Scatter plot with trend line exploring the correlation between population size
and mass shooting rates across ~100 of the largest US counties.

**Caveat:** Mass shootings are rare events. Rates are computed over a 5-year window
(2019-2023) but remain subject to small-count volatility.

In [1]:
import pandas as pd
import numpy as np
import plotly.express as px
import plotly.graph_objects as go
from scipy import stats
from pathlib import Path

DATA_DIR = Path('../data/processed')
df = pd.read_csv(DATA_DIR / 'merged_us_mass_shooting_data.csv', dtype={'fips': str})

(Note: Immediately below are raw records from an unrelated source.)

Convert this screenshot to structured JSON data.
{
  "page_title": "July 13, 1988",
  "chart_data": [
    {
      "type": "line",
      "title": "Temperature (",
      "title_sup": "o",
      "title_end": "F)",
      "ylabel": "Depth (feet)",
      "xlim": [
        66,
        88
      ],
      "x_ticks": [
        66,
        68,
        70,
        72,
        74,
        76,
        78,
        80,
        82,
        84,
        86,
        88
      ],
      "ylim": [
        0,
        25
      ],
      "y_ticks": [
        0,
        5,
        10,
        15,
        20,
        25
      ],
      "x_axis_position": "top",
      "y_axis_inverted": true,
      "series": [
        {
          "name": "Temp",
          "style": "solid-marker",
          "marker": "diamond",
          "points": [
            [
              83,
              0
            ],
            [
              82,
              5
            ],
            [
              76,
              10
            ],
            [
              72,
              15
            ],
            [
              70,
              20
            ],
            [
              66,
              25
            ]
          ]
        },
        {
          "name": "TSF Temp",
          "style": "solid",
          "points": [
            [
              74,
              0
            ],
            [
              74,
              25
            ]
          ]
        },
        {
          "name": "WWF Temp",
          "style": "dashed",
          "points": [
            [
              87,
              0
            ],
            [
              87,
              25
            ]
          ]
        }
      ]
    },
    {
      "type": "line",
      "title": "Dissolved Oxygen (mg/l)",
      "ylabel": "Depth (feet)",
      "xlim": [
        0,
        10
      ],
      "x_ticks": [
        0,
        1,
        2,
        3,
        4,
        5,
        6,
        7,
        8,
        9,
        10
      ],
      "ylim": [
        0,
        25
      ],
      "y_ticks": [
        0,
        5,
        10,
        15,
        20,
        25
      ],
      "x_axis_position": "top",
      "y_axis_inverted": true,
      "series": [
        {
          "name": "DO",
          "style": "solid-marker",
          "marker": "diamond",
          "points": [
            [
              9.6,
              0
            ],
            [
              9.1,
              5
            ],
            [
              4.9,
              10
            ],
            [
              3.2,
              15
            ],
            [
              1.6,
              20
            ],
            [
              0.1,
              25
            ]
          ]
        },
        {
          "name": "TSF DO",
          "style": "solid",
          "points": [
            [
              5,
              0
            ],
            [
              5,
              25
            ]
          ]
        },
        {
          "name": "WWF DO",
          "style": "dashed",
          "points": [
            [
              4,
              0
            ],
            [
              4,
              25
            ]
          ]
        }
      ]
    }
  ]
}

plot_df = df.dropna(subset=['population', 'mass_shooting_rate']).copy()
print(f"Counties with both population and mass shooting data: {len(plot_df)}")

Counties with both population and mass shooting data: 101


## Scatter Plot — Mass Shooting Rate vs Population (log-log)

In [2]:
plot_df['log_ms_rate'] = np.log10(plot_df['mass_shooting_rate'].clip(lower=0.001))
plot_df['log_population'] = np.log10(plot_df['population'])

slope, intercept, r_value, p_value, std_err = stats.linregress(
    plot_df['log_population'], plot_df['log_ms_rate']
)
r_squared = r_value ** 2

print(f"Linear regression (log10 population vs log10 mass shooting rate):")
print(f"  R\u00b2 = {r_squared:.4f}")
print(f"  p-value = {p_value:.2e}")
print(f"  slope = {slope:.4f}")

Linear regression (log10 population vs log10 mass shooting rate):
  R² = 0.0795
  p-value = 4.29e-03
  slope = -0.3187


In [3]:
fig = px.scatter(
    plot_df,
    x='population',
    y='mass_shooting_rate',
    color='region',
    hover_name='county_name',
    hover_data={'population': ':,.0f', 'mass_shooting_rate': ':.2f', 'state': True, 'region': True},
    log_x=True,
    log_y=True,
    title=f'Mass Shooting Rate vs Population — US Counties (R\u00b2={r_squared:.3f}, p={p_value:.2e})',
    labels={
        'population': 'Population (log scale)',
        'mass_shooting_rate': 'Mass Shooting Rate per 100K/yr (log scale)',
        'region': 'Region',
    },
)

x_range = np.linspace(plot_df['log_population'].min(), plot_df['log_population'].max(), 100)
y_trend = 10 ** (slope * x_range + intercept)
fig.add_trace(go.Scatter(
    x=10 ** x_range, y=y_trend,
    mode='lines',
    name=f'Trend (R\u00b2={r_squared:.3f})',
    line=dict(color='red', dash='dash', width=2),
))

fig.update_layout(template='plotly_white', height=600)
fig.show()